Correr com chuvinha boa

Este domingo foi dia de treino. Apanhei as primeiras chuvas, uma chuva miudinha, mas que soube tão bem, apazigua o cansaço da corrida, dá mais força. Corri pela marginal, tendo como companheiro o Rio Sado: 10 quilómetros, desde o Parque Urbano de Albarquel até ao porto da Autoeuropa, já perto da Cachofarra e voltar. É um orgulho ver que Setúbal começa a ter boas infraestruturas sociais e desportivas à disposição da população, principalmente na zona poente da cidade.

Não tenho o hábito de correr com música, desconcentro-me, prefiro estar alerta do que se passa à minha volta, principalmente se for na cidade e da minha respiração. É muito importante ter uma respiração regular e é precisamente nesta parte que tenho mais dificuldade, apesar de não ser fumadora. Devia complementar a corrida com ginástica “cardio”, musculação, mas reconheço que sou preguiçosa e não tenho muita paciência para ginásios.

Não vou a uma corrida organizada desde a São Silvestre, em Setúbal. Mas, perdi a cabeça … inscrevi-me na Meia Maratona de Setúbal, que se realiza dia 20 de setembro. Não sei se consigo completar a prova. O objetivo é esse, terminar, em corrida, mas vou tentar. Se não conseguir, também não me dou por perdida, participei, dei o melhor e hei-de cruzar a meta, nem que seja a andar!

mapa corrida

Run the Movie

Nova publicidade da Reebok a ténis de corrida desta marca. Passa-se na sala de cinema de um centro comercial sul coreano. O filme entra em “pausa” e só volta a passar quando uma pessoa corre na passadeira. Que fixe … já me estou a ver a correr na passadeira com o Darth Vader mesmo à minha frente, seria a apoteose total.

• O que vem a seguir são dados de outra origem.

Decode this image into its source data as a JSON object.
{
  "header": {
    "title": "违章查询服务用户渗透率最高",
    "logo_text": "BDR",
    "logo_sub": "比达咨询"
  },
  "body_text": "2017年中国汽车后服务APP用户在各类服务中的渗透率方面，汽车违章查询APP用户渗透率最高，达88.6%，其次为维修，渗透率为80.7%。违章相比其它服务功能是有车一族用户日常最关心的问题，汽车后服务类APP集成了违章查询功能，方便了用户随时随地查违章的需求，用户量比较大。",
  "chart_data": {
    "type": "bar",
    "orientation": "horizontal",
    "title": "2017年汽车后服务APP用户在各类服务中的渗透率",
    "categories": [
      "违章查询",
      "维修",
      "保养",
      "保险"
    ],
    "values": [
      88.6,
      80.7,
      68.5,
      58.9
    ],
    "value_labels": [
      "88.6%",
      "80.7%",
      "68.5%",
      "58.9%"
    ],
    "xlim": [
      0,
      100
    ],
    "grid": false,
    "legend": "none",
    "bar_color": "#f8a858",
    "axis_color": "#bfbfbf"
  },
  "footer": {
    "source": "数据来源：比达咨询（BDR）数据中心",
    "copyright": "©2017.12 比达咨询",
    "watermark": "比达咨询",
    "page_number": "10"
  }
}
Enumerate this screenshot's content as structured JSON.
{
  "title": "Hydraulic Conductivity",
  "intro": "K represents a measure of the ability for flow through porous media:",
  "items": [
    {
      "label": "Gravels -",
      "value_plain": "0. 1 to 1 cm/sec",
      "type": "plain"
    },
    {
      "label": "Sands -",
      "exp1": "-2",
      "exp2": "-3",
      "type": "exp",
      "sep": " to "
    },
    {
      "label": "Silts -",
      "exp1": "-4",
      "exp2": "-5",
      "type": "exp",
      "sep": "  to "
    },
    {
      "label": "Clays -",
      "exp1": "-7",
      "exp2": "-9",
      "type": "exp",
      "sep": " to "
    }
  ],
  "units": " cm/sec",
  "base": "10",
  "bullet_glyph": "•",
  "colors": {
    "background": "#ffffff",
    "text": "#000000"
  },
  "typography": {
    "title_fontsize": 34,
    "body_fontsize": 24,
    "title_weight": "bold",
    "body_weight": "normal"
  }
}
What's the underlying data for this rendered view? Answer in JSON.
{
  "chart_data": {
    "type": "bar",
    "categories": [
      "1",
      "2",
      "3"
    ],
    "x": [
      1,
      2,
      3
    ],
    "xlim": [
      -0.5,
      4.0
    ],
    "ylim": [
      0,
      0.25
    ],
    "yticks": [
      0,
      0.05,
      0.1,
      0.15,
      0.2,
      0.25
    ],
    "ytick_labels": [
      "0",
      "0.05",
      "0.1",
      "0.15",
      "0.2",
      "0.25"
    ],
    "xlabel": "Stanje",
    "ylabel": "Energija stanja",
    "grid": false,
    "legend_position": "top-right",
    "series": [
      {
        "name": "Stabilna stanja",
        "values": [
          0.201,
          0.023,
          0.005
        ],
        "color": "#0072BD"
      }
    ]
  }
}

Por falar em corridas, neste fim-de-semana há treino!

Corridas

Bem…chega de estar parada! Não tenho dinheiro para os ténis XPTO para corrida, mas já tenho uma meia para o joelho e palmilhas anti-impacto, pelo que, é hora de voltar às corridas. Por enquanto vou fazer os meus treinozinhos habituais.

Estou impedida de ir à 25ª Meia Maratona de Lisboa por muito importantes obrigações laborais. A minha entidade patronal insiste em marcar trabalho no dia desta prova (todos os anos é a mesma coisa), pelo que vai ser difícil vir a participar enquanto ali trabalhar. Tininha, força com essa corrida (ou caminhada), estou contigo!

Mas, estive a pesquisar e estas são algumas das provas que me parecem interessantes:

  • 10ª Corrida do Benfica – SLB sempre!!!
  • Meia Maratona de Almada
  • V Ultra Trail de Sesimbra

Running

O desporto que pratico com mais assiduidade é a corrida, porque é um desporto que consigo fazer na rua, ao ar livre, na natureza, sozinha, sem instrutores de fitness, com ou sem música (a maior parte das vezes sem).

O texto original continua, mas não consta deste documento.